Lawmakers also will have to address tax conformity, potential child care solutions, rural broadband and a host of other issues during a five-month legislative session where they’ll also set a two-year budget. In recent years, partisan gridlock has caused lawmakers to delay budget and policy negotiations until the last few days of a legislative session. That approach has resulted in frustration among legislators, last-minute bills, continued threats of a special session or government shutdown and in some cases delayed legislative work.

Legislators from all walks of life support using fewer omnibus bills after the Legislature passed a $1 billion, 989-page bill containing dozens of unrelated provisions during the last night of session. Gov. Mark Dayton vetoed the bill as it contained dozens of proposals he had publicly opposed during the last few weeks of the session.

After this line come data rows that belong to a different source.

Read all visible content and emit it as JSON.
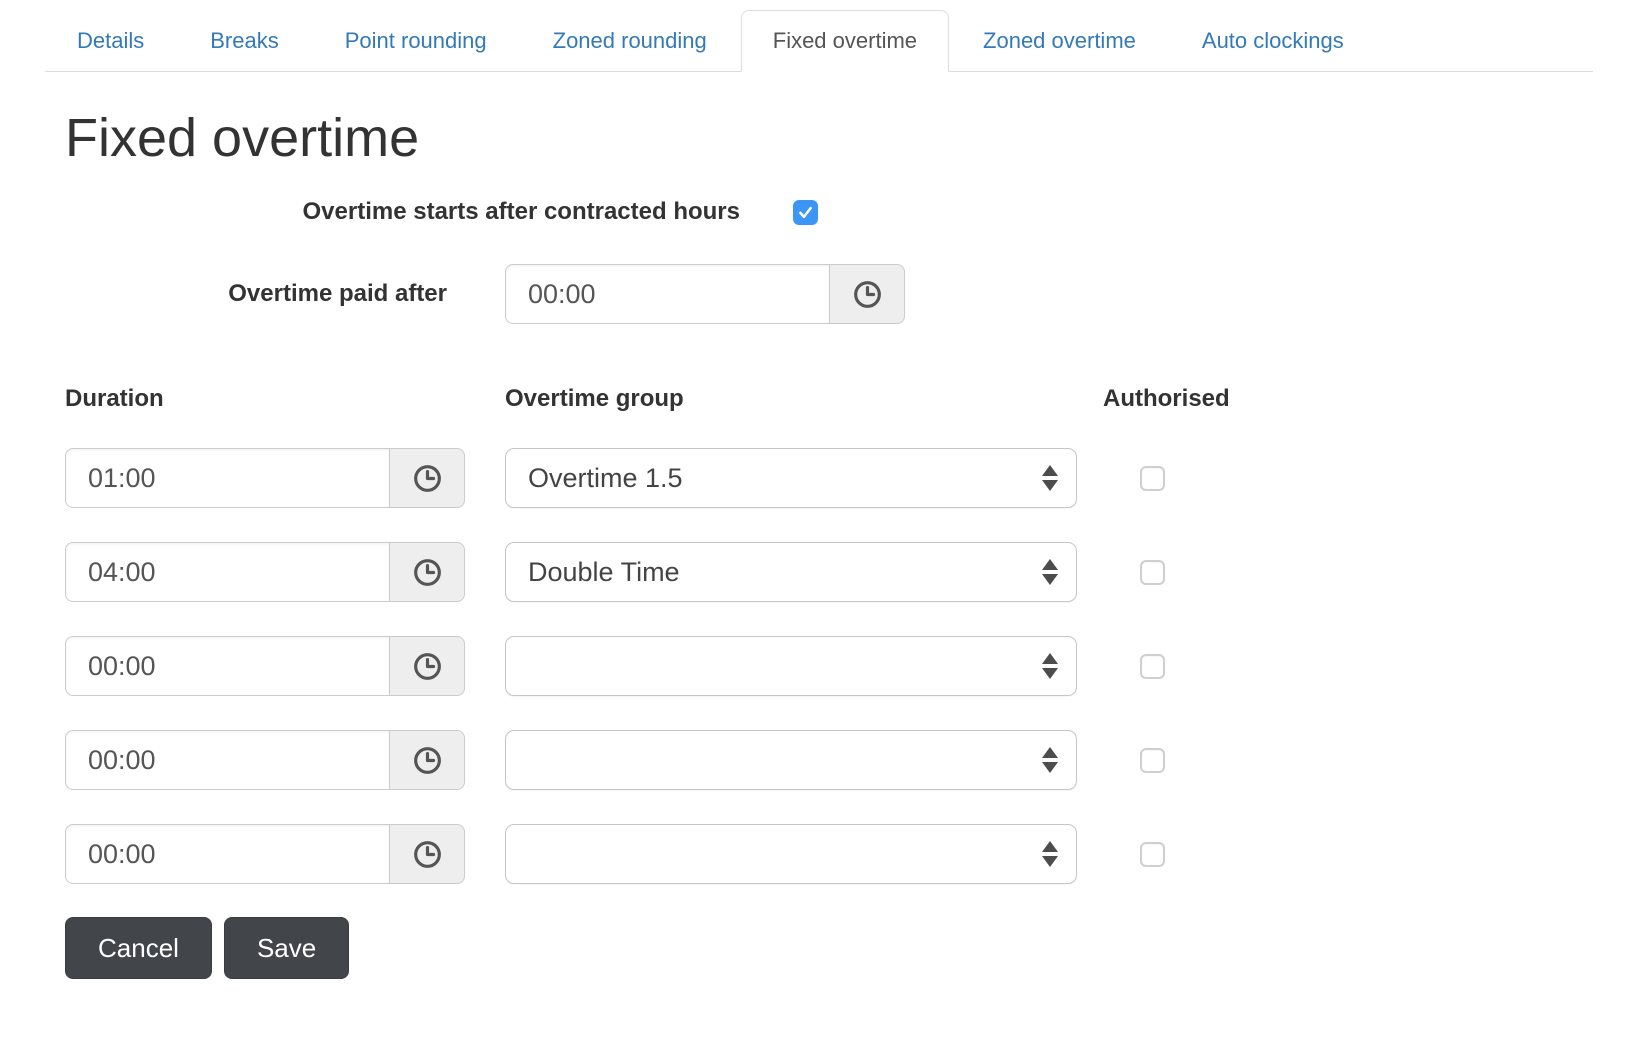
{
  "tabs": [
    {
      "label": "Details",
      "active": false
    },
    {
      "label": "Breaks",
      "active": false
    },
    {
      "label": "Point rounding",
      "active": false
    },
    {
      "label": "Zoned rounding",
      "active": false
    },
    {
      "label": "Fixed overtime",
      "active": true
    },
    {
      "label": "Zoned overtime",
      "active": false
    },
    {
      "label": "Auto clockings",
      "active": false
    }
  ],
  "page": {
    "title": "Fixed overtime"
  },
  "form": {
    "contracted": {
      "label": "Overtime starts after contracted hours",
      "checked": true
    },
    "paid_after": {
      "label": "Overtime paid after",
      "value": "00:00"
    },
    "columns": {
      "duration": "Duration",
      "group": "Overtime group",
      "authorised": "Authorised"
    },
    "rows": [
      {
        "duration": "01:00",
        "group": "Overtime 1.5",
        "authorised": false
      },
      {
        "duration": "04:00",
        "group": "Double Time",
        "authorised": false
      },
      {
        "duration": "00:00",
        "group": "",
        "authorised": false
      },
      {
        "duration": "00:00",
        "group": "",
        "authorised": false
      },
      {
        "duration": "00:00",
        "group": "",
        "authorised": false
      }
    ],
    "buttons": {
      "cancel": "Cancel",
      "save": "Save"
    }
  },
  "colors": {
    "tab_link": "#337ab7",
    "active_tab_text": "#555555",
    "checkbox_checked": "#3d96f5",
    "button_background": "#42464b",
    "input_border": "#cccccc",
    "addon_background": "#eeeeee"
  },
  "icons": {
    "time_addon": "clock-icon",
    "select_caret": "up-down-arrows-icon",
    "check": "checkmark-icon"
  }
}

Both Spears and Brand agree lawmakers need to discuss individual proposals on their own merits rather than bundling bills together.

“The reason we do omnibus bills is because it provides cover, basically,” Spears said. “Single-subject bills are going to expose a lot of people, it's going to be uncomfortable. You're going to have to be clear on your position on things.”

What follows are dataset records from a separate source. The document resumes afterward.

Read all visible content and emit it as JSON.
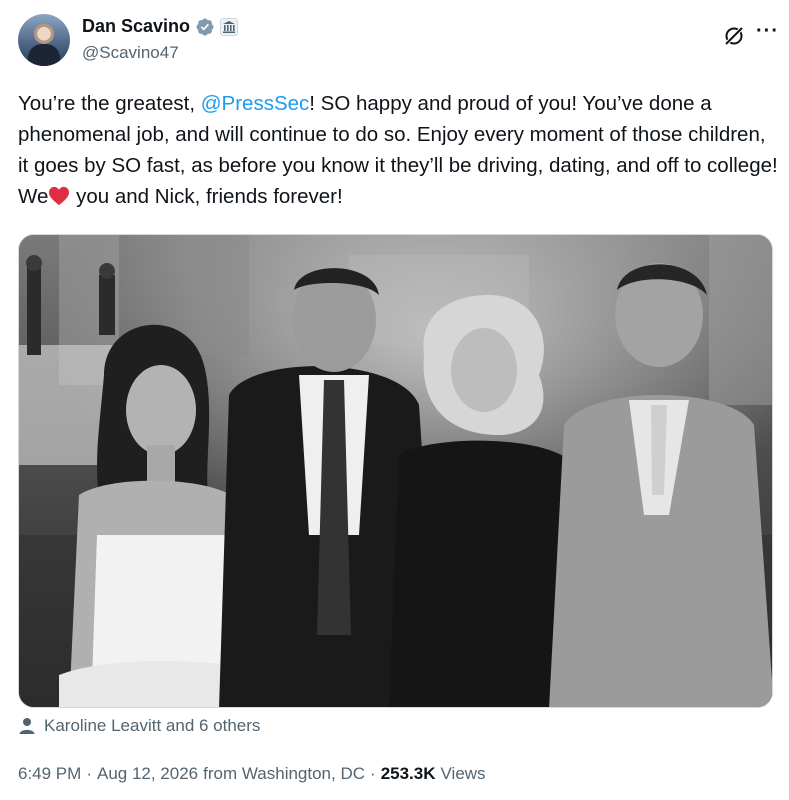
{
  "author": {
    "display_name": "Dan Scavino",
    "handle": "@Scavino47",
    "avatar_icon": "profile-photo",
    "verified_icon": "verified-badge-icon",
    "affiliation_icon": "government-building-icon"
  },
  "tweet": {
    "text_part1": "You’re the greatest, ",
    "mention": "@PressSec",
    "text_part2": "! SO happy and proud of you! You’ve done a phenomenal job, and will continue to do so. Enjoy every moment of those children, it goes by SO fast, as before you know it they’ll be driving, dating, and off to college! We",
    "heart_emoji": "❤️",
    "text_part3": " you and Nick, friends forever!"
  },
  "tagged": {
    "text": "Karoline Leavitt and 6 others",
    "icon": "person-icon"
  },
  "meta": {
    "time": "6:49 PM",
    "separator1": "·",
    "date": "Aug 12, 2026",
    "location": "from Washington, DC",
    "separator2": "·",
    "views_count": "253.3K",
    "views_label": "Views"
  },
  "colors": {
    "mention": "#1d9bf0",
    "secondary_text": "#536471",
    "primary_text": "#0f1419",
    "heart": "#e0245e"
  }
}
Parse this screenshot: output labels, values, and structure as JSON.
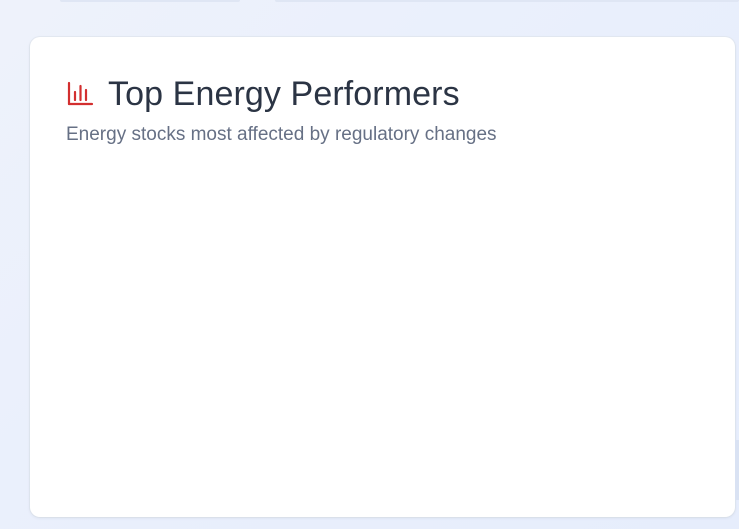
{
  "card": {
    "title": "Top Energy Performers",
    "subtitle": "Energy stocks most affected by regulatory changes",
    "icon": "bar-chart-icon",
    "icon_color": "#d32f2f"
  },
  "colors": {
    "background": "#e9effc",
    "card_background": "#ffffff",
    "title_text": "#2b3444",
    "subtitle_text": "#667085"
  }
}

Brand believes lawmakers need to make more of a concerted effort to compromise at the Capitol. He’s concerned ongoing gridlock will prevent lawmakers from taking significant action on health care and transportation. Instead, he thinks more lawmakers should follow Johnson’s example as one of the most bipartisan representatives in Minnesota by consistently trying to incorporate ideas from all sides.

“I think you’ve got to keep those lines of dialogues open,” Brand said. It helps to be a bridge builder, not a bridge burner, and we need someone who will be dedicated to working with everyone.”